Isto, porque o africano tradicional do século XX, preso nas malhas do colonialismo e suas taras, assemelhava-se a um cão, rafeiro, seguidor fiel o quanto baste, mas incapaz de vislumbrar, no horizonte mais próximo, as ameaças e desafios que teria que enfrentar no futuro. Nenhum deles estava preparado e, certamente, ninguém os preparou para um cenário de desfecho menos favorável no conflito que se prolongava e prolongava ad infinitum. Eram simples máquinas de fazer guerra, matar e morrer.

Hoje, no século XXI, em ambientes de guerras e de paz relativa, a situação mudou um pouco, apenas um pouco, porque, infelizmente, as forças do mal ainda continuam a prevalecer no nosso mundo e não há lugar para a paz e compaixão que almejamos.

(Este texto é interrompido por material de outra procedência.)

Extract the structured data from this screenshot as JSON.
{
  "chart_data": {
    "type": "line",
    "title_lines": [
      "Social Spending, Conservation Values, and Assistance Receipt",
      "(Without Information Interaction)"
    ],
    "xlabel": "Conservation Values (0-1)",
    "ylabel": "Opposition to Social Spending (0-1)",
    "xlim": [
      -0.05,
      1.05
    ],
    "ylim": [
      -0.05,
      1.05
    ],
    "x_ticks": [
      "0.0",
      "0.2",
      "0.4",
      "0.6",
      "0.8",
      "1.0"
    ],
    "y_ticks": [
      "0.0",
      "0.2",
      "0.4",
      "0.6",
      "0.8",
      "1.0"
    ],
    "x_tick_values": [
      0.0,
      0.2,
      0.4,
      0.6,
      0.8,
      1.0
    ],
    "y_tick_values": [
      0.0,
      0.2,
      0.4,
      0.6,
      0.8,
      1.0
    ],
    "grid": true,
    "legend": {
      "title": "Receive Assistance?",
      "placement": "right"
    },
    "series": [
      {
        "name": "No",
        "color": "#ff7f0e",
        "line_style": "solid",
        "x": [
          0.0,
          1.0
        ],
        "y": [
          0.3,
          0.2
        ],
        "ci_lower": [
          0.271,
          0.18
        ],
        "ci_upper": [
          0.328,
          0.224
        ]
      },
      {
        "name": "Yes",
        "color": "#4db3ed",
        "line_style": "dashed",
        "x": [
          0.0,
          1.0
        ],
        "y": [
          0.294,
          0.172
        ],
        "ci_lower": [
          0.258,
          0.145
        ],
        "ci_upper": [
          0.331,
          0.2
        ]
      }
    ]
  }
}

Se alguém me perguntar, eu direi sim que ele morreu velho, mas amargurado e com muito sofrimento na sua alma.

Muito cordialmente,

Cherno Baldé


João Carlos Abreu dos Santos disse...

... inconfidências...
Em 04Jul-04Out2009 prestei desinteressadamente o meu modesto contributo destinado à rigorosa consolidação historiográfica das memórias do saudoso Amadu Bailo Djaló, às quais tive então privilegiado acesso em formato *.doc, por especial deferência do nosso amigo cmd Virgínio António Moreira da Silva Briote que, a meu pedido, me as cedeu, sob condição de a minha pessoa ser omitida na edição final, gesto que agradeci, porquanto em causa estava - e está! - o autor.
Quando da apresentação pública da obra, tive grato ensejo de o conhecer e cumprimentar.
Honra e Glória, ao Amadu Bailo Djaló (10Nov1940-15Fev2015).